If you were to ask me which reality show I’d most likely appear on, I’d probably say Wipeout, House Hunters, or American Gladiators (circa 1990, not the failed 2008 revival). If you asked Joanna the same question about me, she’d probably respond with just one answer: Hoarders.
Joanna thinks I have an unhealthy obsession with saving receipts. I’d prefer to think I have a healthy obsession with saving our financial bookkeeping. I’m an organized, minimalist at heart and don’t have many packrat characteristics. But those small, rectangular slips of paper appear regularly in our civil disagreements.
Joanna: “Can I toss this Target receipt?”
Me: “Nope. I don’t know if I want to keep that hoodie yet.”
Joanna: “I’m throwing this Cracker Barrel receipt in the trash.”
Me: “I’ll throw you in the trash.” (note: this is the best comeback I can usually come up with)
Saved receipts have saved the day on many occasions. Proof of purchase for warranties, exchanging “thoughtful” gifts, returning defective products, tax deductions, travel reimbursements for work, etc., etc. Thus, anytime I consider throwing a receipt away, a voice calls out from deep within my financial soul that refuses to let it escape my grip. Most financial gurus recommend holding on to tax-related receipts for SEVEN years — their advice, not mine.
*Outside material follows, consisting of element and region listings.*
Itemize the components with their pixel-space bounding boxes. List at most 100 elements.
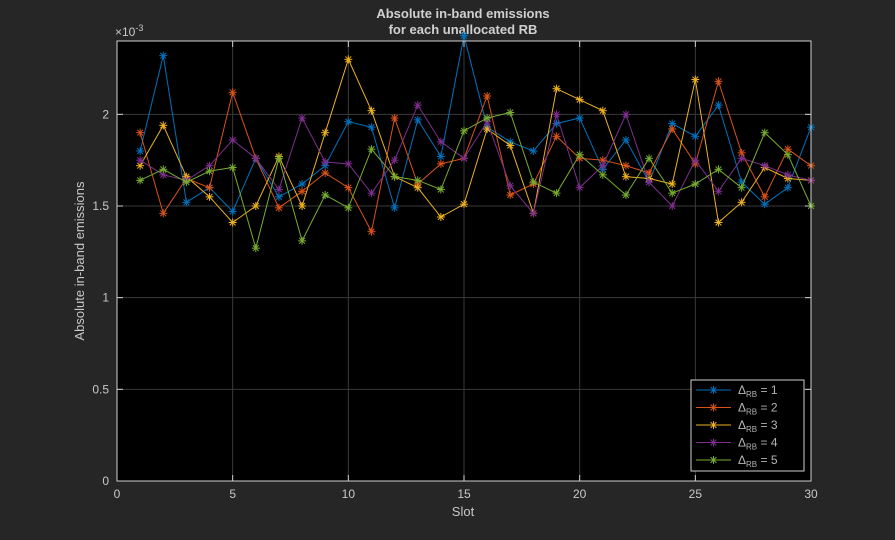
data-point — [228, 218, 237, 227]
legend-delta: Δ — [738, 401, 746, 415]
data-point — [159, 165, 168, 174]
x-tick-label: 5 — [229, 487, 236, 501]
data-point — [228, 88, 237, 97]
data-point — [413, 115, 422, 124]
legend-subscript: RB — [746, 390, 757, 399]
legend-series-name: 1 — [771, 383, 778, 397]
y-exponent-base: ×10 — [115, 25, 136, 39]
legend-delta: Δ — [738, 453, 746, 467]
data-point — [783, 183, 792, 192]
data-point — [691, 75, 700, 84]
legend-series-name: 2 — [771, 401, 778, 415]
legend-item-1: ΔRB = 1 — [696, 383, 778, 399]
data-point — [506, 181, 515, 190]
legend-item-2: ΔRB = 2 — [696, 401, 778, 417]
data-point — [321, 169, 330, 177]
legend-equals: = — [757, 418, 771, 432]
x-tick-label: 15 — [457, 487, 471, 501]
data-point — [552, 84, 561, 93]
data-point — [737, 154, 746, 163]
legend-marker — [709, 421, 718, 429]
series-line-4 — [139, 104, 812, 215]
data-point — [228, 163, 237, 172]
legend-series-name: 3 — [771, 418, 778, 432]
series-3 — [136, 55, 815, 227]
legend-marker — [709, 386, 718, 394]
data-point — [436, 159, 445, 168]
data-point — [760, 200, 769, 209]
data-point — [460, 31, 468, 40]
legend-marker — [709, 403, 718, 412]
legend-series-name: 4 — [771, 436, 778, 450]
data-point — [228, 136, 237, 144]
series-line-2 — [139, 79, 812, 234]
data-point — [483, 92, 492, 100]
data-point — [460, 154, 468, 163]
data-point — [575, 183, 584, 192]
data-point — [159, 121, 168, 130]
x-axis-label: Slot — [452, 504, 475, 519]
data-point — [668, 180, 677, 188]
y-tick-label: 0 — [102, 474, 109, 488]
data-point — [460, 126, 468, 135]
y-tick-label: 1 — [102, 291, 109, 305]
x-tick-label: 0 — [114, 487, 121, 501]
data-point — [298, 187, 307, 196]
data-point — [714, 165, 723, 174]
data-point — [367, 145, 376, 154]
legend-subscript: RB — [746, 443, 757, 452]
legend-marker — [709, 456, 718, 464]
data-point — [205, 167, 214, 176]
data-point — [506, 141, 515, 150]
data-point — [691, 156, 700, 165]
data-point — [274, 154, 283, 163]
data-point — [552, 132, 561, 141]
data-point — [691, 132, 700, 141]
data-point — [668, 119, 677, 128]
legend-label: ΔRB = 5 — [738, 453, 778, 469]
data-point — [136, 147, 145, 155]
data-point — [783, 145, 792, 154]
legend-subscript: RB — [746, 408, 757, 417]
data-point — [760, 128, 769, 137]
y-tick-label: 1.5 — [92, 199, 109, 213]
data-point — [598, 170, 607, 179]
legend-subscript: RB — [746, 460, 757, 469]
data-point — [251, 154, 260, 163]
data-point — [390, 114, 399, 122]
data-point — [367, 106, 376, 115]
legend-equals: = — [757, 401, 771, 415]
data-point — [737, 198, 746, 207]
data-point — [483, 114, 492, 122]
data-point — [159, 51, 168, 60]
legend-label: ΔRB = 2 — [738, 401, 778, 417]
x-tick-label: 20 — [573, 487, 587, 501]
y-tick-label: 2 — [102, 107, 109, 121]
data-point — [621, 110, 630, 119]
data-point — [321, 128, 330, 137]
data-point — [344, 183, 353, 192]
series-line-3 — [139, 57, 812, 224]
series-4 — [136, 101, 815, 218]
data-point — [413, 183, 422, 192]
data-point — [575, 150, 584, 159]
data-point — [344, 117, 353, 126]
data-point — [367, 123, 376, 132]
data-point — [529, 147, 538, 155]
chart-title-line-2: for each unallocated RB — [389, 22, 538, 37]
series-line-1 — [139, 35, 812, 213]
data-point — [274, 203, 283, 212]
data-point — [714, 218, 723, 227]
data-point — [390, 172, 399, 181]
x-tick-label: 25 — [689, 487, 703, 501]
data-point — [182, 178, 191, 187]
data-point — [621, 161, 630, 170]
legend-equals: = — [757, 453, 771, 467]
y-axis-exponent: ×10-3 — [115, 23, 143, 39]
data-point — [413, 176, 422, 185]
data-point — [251, 244, 260, 253]
data-point — [645, 178, 654, 187]
data-point — [205, 183, 214, 192]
So generally, I err on the side of being cautious and hold onto most important receipts (high dollar purchases, electronics, etc.) for that time period. Admittedly, some Chick-Fil-A receipts will slip themselves into that pile, too. After all, it’s not like they’re taking up any space! They’re just little paper lifesavers that deserve a home in a dusty file folder I won’t touch for… *cough* fifteen years.
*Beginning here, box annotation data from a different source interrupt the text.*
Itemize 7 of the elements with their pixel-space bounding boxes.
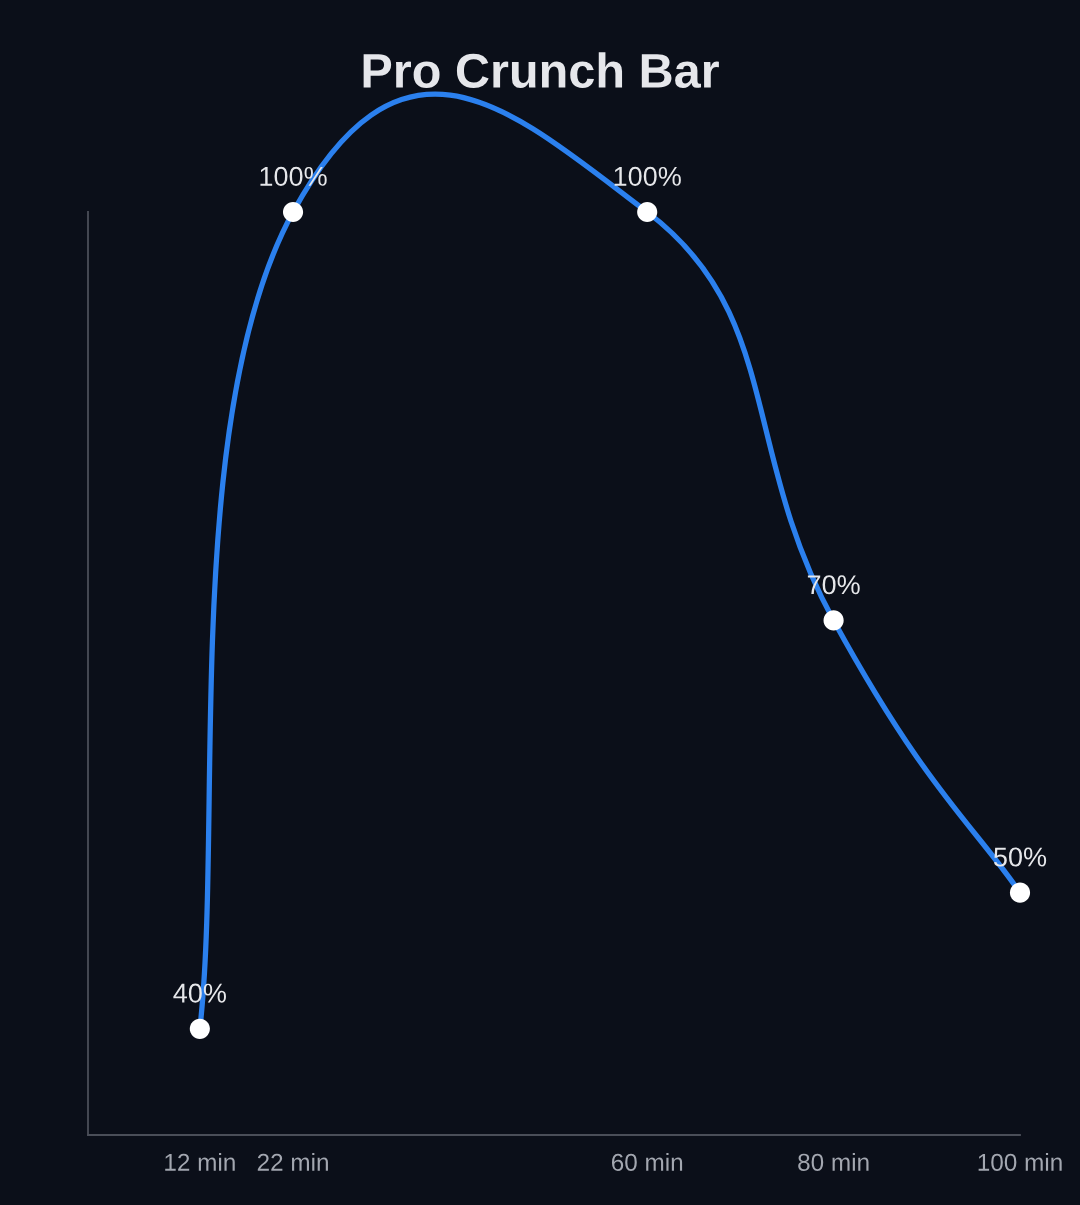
x-tick-label: 60 min: [611, 1153, 683, 1171]
x-tick-label: 80 min: [798, 1153, 869, 1171]
x-tick-label: 22 min: [257, 1153, 328, 1171]
x-tick-label: 100 min: [978, 1153, 1062, 1171]
x-tick-label: 12 min: [165, 1153, 235, 1171]
data-label: 100%: [614, 166, 681, 186]
chart-title: Pro Crunch Bar: [363, 52, 719, 89]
But finances aren’t the only reason I’ve saved receipts. When I was younger, I got in the habit of saving receipts from special events and moments. My first date. Lunch at a (lousy) Mexican restaurant on Spring Break. But upon meeting Joanna (a.k.a. Receipt Slayer), I’ve stopped journaling my life through receipts. Which means we’ll never remember that one time we stopped at that gas station outside of Vegas. I can’t even remember the significance because I don’t have my paper memento.